If there is unwanted junk that should also be removed. Hiring a professional junk removal company is always a good idea.
You can consider donating any unwanted possessions to a charity of your choice.
Using a professional appraiser to price items in the home could be a good idea. You might feel you can do this yourself, but some items could be worth more than you imagine.
While many items will be easy to price, lots of things won’t. Things like jewelry, art, antiques, silverware, and sports memorabilia, could be worth a lot more than it might seem. Also, equipment used in certain hobbies can be worth a lot, as well as high-tech electronics.
Even items that you might be inclined to throw away, could be worth more than you expect. Let the appraiser have a look through the home before you get rid of stuff.
Running the sale
You can run the estate sale yourself or hire professionals. Though the choice to hire professional estate sellers might be out of your hands if the sale has been mandated by a judge. This will also be required when splitting the proceeds between multiple beneficiaries to ensure things are fair.
Whether hiring professionals is your choice or it’s mandated, there are many benefits. They will take care of the marketing, you don’t even need to be at the home on the sale date, and they’ll deal with unsold possessions. This can mean the sale will happen faster and with less hassle than if you were doing everything yourself.
If the estate sale is happening because a loved one has died, it might be easier to have someone else deal with it. Otherwise, you will have to watch people purchase and carry away items that you associate with your loved one, something that could stir up emotions.
There is a cost when hiring estate sellers, of course. If you don’t like the idea of sharing the proceeds of the sale, this could be a reason to run it yourself.
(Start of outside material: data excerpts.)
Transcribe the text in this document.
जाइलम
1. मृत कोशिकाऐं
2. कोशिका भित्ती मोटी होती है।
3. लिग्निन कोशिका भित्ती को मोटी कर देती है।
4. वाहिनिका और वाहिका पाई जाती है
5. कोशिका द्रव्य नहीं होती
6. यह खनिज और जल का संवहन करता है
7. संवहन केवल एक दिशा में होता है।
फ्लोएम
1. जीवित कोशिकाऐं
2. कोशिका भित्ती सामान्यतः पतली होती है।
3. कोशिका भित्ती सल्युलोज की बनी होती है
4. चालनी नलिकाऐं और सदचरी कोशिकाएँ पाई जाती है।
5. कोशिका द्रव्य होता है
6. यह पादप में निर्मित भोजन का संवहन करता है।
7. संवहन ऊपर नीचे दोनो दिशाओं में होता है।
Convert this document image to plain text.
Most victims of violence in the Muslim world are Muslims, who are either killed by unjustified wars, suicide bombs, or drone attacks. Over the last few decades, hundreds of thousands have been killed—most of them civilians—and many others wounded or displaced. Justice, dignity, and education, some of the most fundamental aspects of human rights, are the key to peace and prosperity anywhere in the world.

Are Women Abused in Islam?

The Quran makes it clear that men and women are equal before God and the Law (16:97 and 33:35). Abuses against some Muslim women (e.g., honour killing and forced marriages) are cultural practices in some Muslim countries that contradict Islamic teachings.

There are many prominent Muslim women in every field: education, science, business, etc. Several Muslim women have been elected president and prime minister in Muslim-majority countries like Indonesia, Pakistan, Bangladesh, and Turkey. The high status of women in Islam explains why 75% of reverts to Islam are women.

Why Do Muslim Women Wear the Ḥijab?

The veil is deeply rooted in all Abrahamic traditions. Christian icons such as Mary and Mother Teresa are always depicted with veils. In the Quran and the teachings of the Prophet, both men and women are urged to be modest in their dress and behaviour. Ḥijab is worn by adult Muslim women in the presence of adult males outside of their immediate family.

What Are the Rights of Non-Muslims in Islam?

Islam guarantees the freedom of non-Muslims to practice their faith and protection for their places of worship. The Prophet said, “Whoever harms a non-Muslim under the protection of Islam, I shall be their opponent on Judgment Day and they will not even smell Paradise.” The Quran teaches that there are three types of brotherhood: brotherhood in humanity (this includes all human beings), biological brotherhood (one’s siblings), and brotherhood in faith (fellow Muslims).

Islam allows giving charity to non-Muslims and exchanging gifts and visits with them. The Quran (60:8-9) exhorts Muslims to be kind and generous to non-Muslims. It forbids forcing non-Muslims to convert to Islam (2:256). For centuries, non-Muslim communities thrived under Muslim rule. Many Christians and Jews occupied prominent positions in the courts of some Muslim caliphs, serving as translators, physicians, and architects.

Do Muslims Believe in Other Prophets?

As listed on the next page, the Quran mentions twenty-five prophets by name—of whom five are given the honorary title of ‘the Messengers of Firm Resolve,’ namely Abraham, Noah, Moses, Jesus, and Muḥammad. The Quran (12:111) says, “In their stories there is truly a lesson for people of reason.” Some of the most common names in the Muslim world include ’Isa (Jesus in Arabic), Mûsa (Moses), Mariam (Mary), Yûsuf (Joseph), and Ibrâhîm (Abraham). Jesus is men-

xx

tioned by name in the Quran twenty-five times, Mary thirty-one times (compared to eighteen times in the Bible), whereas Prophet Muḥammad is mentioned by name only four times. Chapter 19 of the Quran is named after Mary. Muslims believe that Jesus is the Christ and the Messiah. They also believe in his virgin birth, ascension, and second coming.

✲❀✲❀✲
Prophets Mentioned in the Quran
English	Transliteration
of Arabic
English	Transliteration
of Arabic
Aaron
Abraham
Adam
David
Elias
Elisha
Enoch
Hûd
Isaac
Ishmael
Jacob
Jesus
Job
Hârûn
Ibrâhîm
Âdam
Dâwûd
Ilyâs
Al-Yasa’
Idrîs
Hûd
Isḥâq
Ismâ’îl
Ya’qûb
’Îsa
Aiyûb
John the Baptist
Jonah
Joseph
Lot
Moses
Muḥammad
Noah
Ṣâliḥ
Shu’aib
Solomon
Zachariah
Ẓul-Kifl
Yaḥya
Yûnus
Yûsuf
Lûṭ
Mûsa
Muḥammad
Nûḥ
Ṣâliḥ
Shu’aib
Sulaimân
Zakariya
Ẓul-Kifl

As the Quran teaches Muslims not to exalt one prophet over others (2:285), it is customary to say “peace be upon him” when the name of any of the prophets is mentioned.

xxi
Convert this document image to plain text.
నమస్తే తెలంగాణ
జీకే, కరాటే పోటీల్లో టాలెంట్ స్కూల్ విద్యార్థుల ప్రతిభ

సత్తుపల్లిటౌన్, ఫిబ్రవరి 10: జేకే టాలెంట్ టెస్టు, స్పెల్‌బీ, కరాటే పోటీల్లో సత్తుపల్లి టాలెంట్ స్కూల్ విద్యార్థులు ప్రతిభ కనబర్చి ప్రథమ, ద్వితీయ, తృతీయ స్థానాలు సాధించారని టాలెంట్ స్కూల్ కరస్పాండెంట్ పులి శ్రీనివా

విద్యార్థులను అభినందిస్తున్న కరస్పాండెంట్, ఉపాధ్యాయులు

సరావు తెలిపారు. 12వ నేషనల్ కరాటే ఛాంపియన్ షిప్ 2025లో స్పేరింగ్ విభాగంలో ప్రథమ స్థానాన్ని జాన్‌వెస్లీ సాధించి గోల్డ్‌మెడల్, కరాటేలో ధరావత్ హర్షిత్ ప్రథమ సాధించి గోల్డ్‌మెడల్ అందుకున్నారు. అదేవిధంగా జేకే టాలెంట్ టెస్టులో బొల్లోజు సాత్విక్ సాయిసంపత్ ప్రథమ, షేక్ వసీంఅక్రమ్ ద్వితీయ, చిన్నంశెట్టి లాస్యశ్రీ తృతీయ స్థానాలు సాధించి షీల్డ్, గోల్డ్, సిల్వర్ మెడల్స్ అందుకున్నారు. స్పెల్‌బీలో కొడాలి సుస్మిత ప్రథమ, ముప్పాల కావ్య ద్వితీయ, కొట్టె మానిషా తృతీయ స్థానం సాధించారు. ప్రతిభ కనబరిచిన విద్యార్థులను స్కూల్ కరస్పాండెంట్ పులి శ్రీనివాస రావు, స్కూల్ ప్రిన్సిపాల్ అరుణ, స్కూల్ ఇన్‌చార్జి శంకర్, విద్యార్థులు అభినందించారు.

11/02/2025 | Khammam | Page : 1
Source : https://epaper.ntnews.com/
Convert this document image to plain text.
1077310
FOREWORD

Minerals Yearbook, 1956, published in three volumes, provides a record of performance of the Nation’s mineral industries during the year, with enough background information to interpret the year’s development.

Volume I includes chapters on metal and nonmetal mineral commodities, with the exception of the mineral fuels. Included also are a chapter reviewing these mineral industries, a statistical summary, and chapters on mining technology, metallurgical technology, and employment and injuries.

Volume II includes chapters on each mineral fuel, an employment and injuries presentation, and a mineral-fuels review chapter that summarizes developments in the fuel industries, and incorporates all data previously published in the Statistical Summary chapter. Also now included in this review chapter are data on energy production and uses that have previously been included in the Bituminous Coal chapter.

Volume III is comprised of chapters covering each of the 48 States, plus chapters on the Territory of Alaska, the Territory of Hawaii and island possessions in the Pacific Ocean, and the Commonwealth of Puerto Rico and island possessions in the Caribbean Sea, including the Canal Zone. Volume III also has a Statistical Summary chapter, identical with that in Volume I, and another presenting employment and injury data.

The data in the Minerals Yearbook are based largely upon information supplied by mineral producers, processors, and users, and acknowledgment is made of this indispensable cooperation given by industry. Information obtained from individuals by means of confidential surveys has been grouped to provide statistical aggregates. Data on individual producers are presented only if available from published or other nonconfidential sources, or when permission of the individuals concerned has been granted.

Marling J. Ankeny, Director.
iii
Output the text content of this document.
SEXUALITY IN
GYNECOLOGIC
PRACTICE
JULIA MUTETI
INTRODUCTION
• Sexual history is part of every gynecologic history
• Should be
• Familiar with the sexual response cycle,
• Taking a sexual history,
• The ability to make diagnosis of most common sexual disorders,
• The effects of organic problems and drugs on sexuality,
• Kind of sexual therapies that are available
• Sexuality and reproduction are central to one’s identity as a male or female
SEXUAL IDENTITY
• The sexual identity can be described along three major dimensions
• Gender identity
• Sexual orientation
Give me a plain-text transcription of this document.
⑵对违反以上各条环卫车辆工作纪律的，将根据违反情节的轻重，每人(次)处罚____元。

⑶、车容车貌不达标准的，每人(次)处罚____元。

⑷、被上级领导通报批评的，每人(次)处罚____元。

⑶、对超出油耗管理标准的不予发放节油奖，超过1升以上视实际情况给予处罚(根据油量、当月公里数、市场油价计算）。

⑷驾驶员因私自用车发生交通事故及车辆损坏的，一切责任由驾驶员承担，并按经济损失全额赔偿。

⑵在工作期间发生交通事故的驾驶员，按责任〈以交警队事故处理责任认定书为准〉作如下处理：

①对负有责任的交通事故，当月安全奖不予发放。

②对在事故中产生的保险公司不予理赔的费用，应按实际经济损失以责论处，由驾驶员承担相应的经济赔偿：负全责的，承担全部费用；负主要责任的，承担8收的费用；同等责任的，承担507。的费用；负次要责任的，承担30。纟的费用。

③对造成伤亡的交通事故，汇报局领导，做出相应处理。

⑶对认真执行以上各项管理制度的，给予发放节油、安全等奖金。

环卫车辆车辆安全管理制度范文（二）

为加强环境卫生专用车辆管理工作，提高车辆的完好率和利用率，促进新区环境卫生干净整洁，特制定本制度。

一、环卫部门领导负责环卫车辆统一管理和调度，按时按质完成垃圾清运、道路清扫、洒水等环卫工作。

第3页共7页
How Much Does it Cost to Hire Estate Sellers?
These professional companies normally charge a percentage of the profits. This might be 30% to 50% of the proceeds, though the percentage might be based on the level of profits received. So with more money made from the sale, a lower percentage might be paid.
For their fee, the estate selling company will market the sale online and perhaps use signs to direct customers to the home. They will assess, display, photograph, and put prices on the items. They’ll deal with customers on the day, and take away anything not sold. When it's all done, they’ll give you a check, minus their fee.
When you are choosing your estate seller, you need them to answer some questions. What are their fees, and what they will do with unsold items? How will they market the sale? Will they clean the home afterward?
Check what previous customers think of the estate seller by checking feedback. And, if you can, go to a sale they are holding to see how they operate.
After the Sale
With the sale finished, there are likely to be some things that didn’t find a buyer. You might take these items to a charity or a specialist shop, or you might even be able to find a buyer online. If you’ve hired a company, they might make arrangements to deal with unsold possessions instead.
The money made from the sale will be distributed to the beneficiaries as mandated by the judge. The estate sale company will write you a check, minus their fees and expenses.
Hiring an estate sale company nearby can be an excellent way to get rid of things you no longer want, while making some money in the process. Like any other business, it is essential to vet who you are hiring. Make sure you get references and look on Google to see reviews from other customers who have been estate sellers.